One day, our son came home and looked at us and we knew that look and immediately inquired: “What happened?” He had doom on his face and stated he scratched the front of my car. My eyes widened and I thought they popped out; custom paint gone along with recent detailing. Mistakes happen, right? A few weeks later he drove his dad’s car to church and we saw the same look and the same question was posed: “What happened?” He scratched the side of his dad’s car exiting the garage. Smart kid to confess at church; location is important. Interestingly, he has never scratched that 10 year-old truck and very careful in his driving technique. My husband and I finally looked at one another and said: “Not just yet.” The rookie convinced us he was ready and now we had to bear the cost of repair.
There is some wisdom about life in this driving process.

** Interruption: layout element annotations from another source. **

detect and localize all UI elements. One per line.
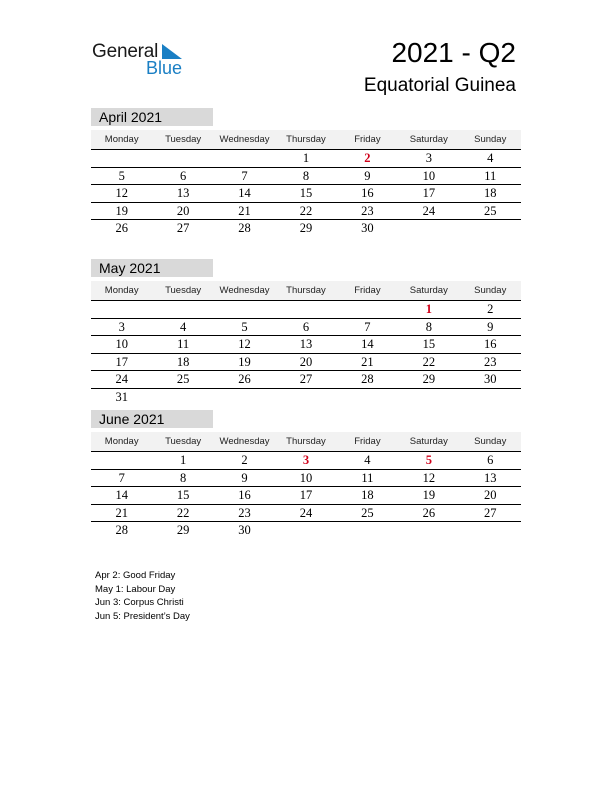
day-cell: 28 bbox=[238, 221, 251, 235]
month-title: April 2021 bbox=[91, 108, 213, 126]
empty-day-cell bbox=[91, 452, 152, 469]
empty-day-cell bbox=[337, 389, 398, 406]
day-cell: 12 bbox=[115, 186, 128, 200]
day-cell: 6 bbox=[302, 319, 310, 334]
week-row bbox=[91, 371, 521, 389]
day-cell: 8 bbox=[180, 470, 187, 485]
week-row bbox=[91, 150, 521, 168]
week-row bbox=[91, 203, 521, 221]
weekday-label: Wednesday bbox=[219, 285, 270, 296]
empty-day-cell bbox=[214, 389, 275, 406]
day-cell: 3 bbox=[118, 319, 125, 334]
day-cell: 27 bbox=[176, 221, 190, 235]
weekday-label: Sunday bbox=[474, 285, 507, 296]
empty-day-cell bbox=[398, 522, 459, 539]
empty-day-cell bbox=[152, 389, 213, 406]
empty-day-cell bbox=[275, 389, 336, 406]
day-cell: 8 bbox=[302, 168, 310, 183]
page-title: 2021 - Q2 bbox=[391, 37, 516, 68]
weekday-label: Saturday bbox=[409, 436, 448, 447]
weekday-label: Monday bbox=[104, 436, 139, 447]
day-cell: 17 bbox=[115, 354, 128, 369]
day-cell: 19 bbox=[115, 203, 128, 218]
day-cell: 20 bbox=[483, 488, 497, 502]
day-cell: 16 bbox=[483, 337, 497, 351]
weekday-label: Tuesday bbox=[165, 436, 202, 447]
day-cell: 2 bbox=[241, 453, 248, 467]
day-cell: 18 bbox=[361, 488, 374, 502]
day-cell: 21 bbox=[361, 354, 374, 369]
day-cell: 20 bbox=[176, 203, 190, 218]
holiday-list bbox=[95, 569, 190, 623]
day-cell: 17 bbox=[299, 488, 313, 502]
day-cell: 25 bbox=[483, 203, 497, 218]
day-cell: 11 bbox=[361, 470, 374, 485]
empty-day-cell bbox=[152, 301, 213, 318]
empty-day-cell bbox=[460, 522, 521, 539]
country-name: Equatorial Guinea bbox=[363, 75, 516, 96]
day-cell: 10 bbox=[115, 337, 128, 351]
day-cell: 6 bbox=[487, 453, 494, 467]
day-cell: 23 bbox=[483, 354, 497, 369]
weekday-label: Sunday bbox=[474, 436, 507, 447]
empty-day-cell bbox=[337, 301, 398, 318]
day-cell: 9 bbox=[487, 319, 494, 334]
day-cell: 28 bbox=[115, 523, 128, 537]
empty-day-cell bbox=[214, 150, 275, 167]
day-cell: 25 bbox=[361, 505, 374, 520]
day-cell: 11 bbox=[484, 168, 497, 183]
weekday-label: Wednesday bbox=[219, 134, 270, 145]
day-cell: 25 bbox=[176, 372, 190, 386]
day-cell: 20 bbox=[299, 354, 313, 369]
day-cell: 30 bbox=[483, 372, 497, 386]
day-cell: 9 bbox=[241, 470, 248, 485]
empty-day-cell bbox=[91, 301, 152, 318]
weekday-header bbox=[91, 281, 521, 301]
day-cell: 30 bbox=[361, 221, 374, 235]
day-cell: 24 bbox=[422, 203, 436, 218]
generalblue-logo bbox=[92, 40, 202, 80]
day-cell: 16 bbox=[238, 488, 251, 502]
day-cell: 15 bbox=[176, 488, 190, 502]
day-cell: 23 bbox=[238, 505, 251, 520]
weekday-label: Thursday bbox=[286, 436, 326, 447]
weekday-label: Monday bbox=[104, 134, 139, 145]
month-title: May 2021 bbox=[91, 259, 213, 277]
day-cell: 18 bbox=[483, 186, 497, 200]
day-cell: 13 bbox=[176, 186, 190, 200]
day-cell: 16 bbox=[361, 186, 374, 200]
day-cell: 5 bbox=[425, 453, 432, 467]
day-cell: 21 bbox=[115, 505, 128, 520]
week-row bbox=[91, 185, 521, 203]
day-cell: 4 bbox=[487, 151, 494, 165]
day-cell: 23 bbox=[361, 203, 374, 218]
day-cell: 26 bbox=[238, 372, 251, 386]
week-row bbox=[91, 505, 521, 523]
empty-day-cell bbox=[152, 150, 213, 167]
holiday-entry: Jun 3: Corpus Christi bbox=[95, 597, 184, 608]
week-row bbox=[91, 354, 521, 372]
empty-day-cell bbox=[460, 220, 521, 237]
month-title: June 2021 bbox=[91, 410, 213, 428]
weekday-label: Saturday bbox=[409, 134, 448, 145]
day-cell: 1 bbox=[302, 151, 310, 165]
day-cell: 8 bbox=[425, 319, 432, 334]
empty-day-cell bbox=[337, 522, 398, 539]
day-cell: 5 bbox=[241, 319, 248, 334]
empty-day-cell bbox=[398, 389, 459, 406]
day-cell: 11 bbox=[177, 337, 190, 351]
day-cell: 1 bbox=[180, 453, 187, 467]
weekday-label: Monday bbox=[104, 285, 139, 296]
week-row bbox=[91, 487, 521, 505]
weekday-label: Friday bbox=[354, 134, 381, 145]
week-row bbox=[91, 470, 521, 488]
empty-day-cell bbox=[275, 522, 336, 539]
weeks-container bbox=[91, 301, 521, 405]
weekday-label: Wednesday bbox=[219, 436, 270, 447]
day-cell: 29 bbox=[422, 372, 436, 386]
day-cell: 9 bbox=[364, 168, 371, 183]
empty-day-cell bbox=[460, 389, 521, 406]
day-cell: 12 bbox=[238, 337, 251, 351]
week-row bbox=[91, 522, 521, 539]
day-cell: 7 bbox=[364, 319, 371, 334]
day-cell: 27 bbox=[483, 505, 497, 520]
day-cell: 13 bbox=[483, 470, 497, 485]
day-cell: 10 bbox=[299, 470, 313, 485]
month-calendar-june bbox=[91, 410, 521, 539]
day-cell: 28 bbox=[361, 372, 374, 386]
day-cell: 7 bbox=[118, 470, 125, 485]
day-cell: 19 bbox=[422, 488, 436, 502]
day-cell: 26 bbox=[115, 221, 128, 235]
day-cell: 3 bbox=[302, 453, 310, 467]
weekday-label: Friday bbox=[354, 436, 381, 447]
day-cell: 17 bbox=[422, 186, 436, 200]
weekday-label: Thursday bbox=[286, 134, 326, 145]
day-cell: 12 bbox=[422, 470, 436, 485]
day-cell: 19 bbox=[238, 354, 251, 369]
week-row bbox=[91, 452, 521, 470]
day-cell: 4 bbox=[180, 319, 187, 334]
empty-day-cell bbox=[214, 301, 275, 318]
day-cell: 6 bbox=[180, 168, 187, 183]
week-row bbox=[91, 301, 521, 319]
empty-day-cell bbox=[275, 301, 336, 318]
weekday-label: Thursday bbox=[286, 285, 326, 296]
day-cell: 14 bbox=[115, 488, 128, 502]
week-row bbox=[91, 168, 521, 186]
weekday-label: Saturday bbox=[409, 285, 448, 296]
day-cell: 18 bbox=[176, 354, 190, 369]
weeks-container bbox=[91, 452, 521, 539]
week-row bbox=[91, 336, 521, 354]
logo-text-general: General bbox=[92, 41, 159, 62]
day-cell: 4 bbox=[364, 453, 371, 467]
empty-day-cell bbox=[398, 220, 459, 237]
week-row bbox=[91, 220, 521, 237]
weekday-label: Sunday bbox=[474, 134, 507, 145]
day-cell: 29 bbox=[299, 221, 313, 235]
weeks-container bbox=[91, 150, 521, 237]
weekday-header bbox=[91, 130, 521, 150]
weekday-label: Friday bbox=[354, 285, 381, 296]
day-cell: 5 bbox=[118, 168, 125, 183]
day-cell: 2 bbox=[487, 302, 494, 316]
weekday-label: Tuesday bbox=[165, 134, 202, 145]
day-cell: 2 bbox=[364, 151, 371, 165]
week-row bbox=[91, 389, 521, 406]
day-cell: 22 bbox=[422, 354, 436, 369]
day-cell: 14 bbox=[361, 337, 374, 351]
weekday-header bbox=[91, 432, 521, 452]
weekday-label: Tuesday bbox=[165, 285, 202, 296]
day-cell: 7 bbox=[241, 168, 248, 183]
day-cell: 22 bbox=[176, 505, 190, 520]
week-row bbox=[91, 319, 521, 337]
day-cell: 15 bbox=[422, 337, 436, 351]
day-cell: 27 bbox=[299, 372, 313, 386]
holiday-entry: Apr 2: Good Friday bbox=[95, 570, 176, 581]
day-cell: 31 bbox=[115, 389, 128, 404]
day-cell: 1 bbox=[425, 302, 432, 316]
empty-day-cell bbox=[91, 150, 152, 167]
day-cell: 22 bbox=[299, 203, 313, 218]
holiday-entry: Jun 5: President’s Day bbox=[95, 610, 190, 622]
holiday-entry: May 1: Labour Day bbox=[95, 583, 176, 595]
day-cell: 24 bbox=[299, 505, 313, 520]
day-cell: 10 bbox=[422, 168, 436, 183]
day-cell: 15 bbox=[299, 186, 313, 200]
day-cell: 14 bbox=[238, 186, 251, 200]
month-calendar-april bbox=[91, 108, 521, 237]
logo-text-blue: Blue bbox=[146, 58, 183, 78]
day-cell: 13 bbox=[299, 337, 313, 351]
day-cell: 24 bbox=[115, 372, 128, 386]
day-cell: 26 bbox=[422, 505, 436, 520]
day-cell: 30 bbox=[238, 523, 251, 537]
day-cell: 3 bbox=[425, 151, 432, 165]
month-calendar-may bbox=[91, 259, 521, 405]
day-cell: 29 bbox=[176, 523, 190, 537]
day-cell: 21 bbox=[238, 203, 251, 218]
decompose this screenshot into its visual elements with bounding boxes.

Although our son attended driving school, and mastered the road test, the journey of skill is needed. He had experience in handling a specific vehicle and level of responsibility. Handling a high-end luxury vehicle requires different steering and braking techniques. There are more internal controls to manage to maximize vehicle road performance. The turning radius is different and the dynamics of motion are extreme. The same handling is not applicable in all vehicles and although one may have knowledge, experience takes time.
He has the license, but he needs to become seasoned in his skills. After awhile, the cost of gaining access too soon will drive you into a life of discontentment. You will be paying for tickets, citations, towing, repairs and accidents that you may not be able to afford. In some instances, individuals have accumulated so many strikes against the license, they have to take a class to regain road credibility; that’s if you swallow your pride. The hardest for some is to realize “Not just yet” applies to them.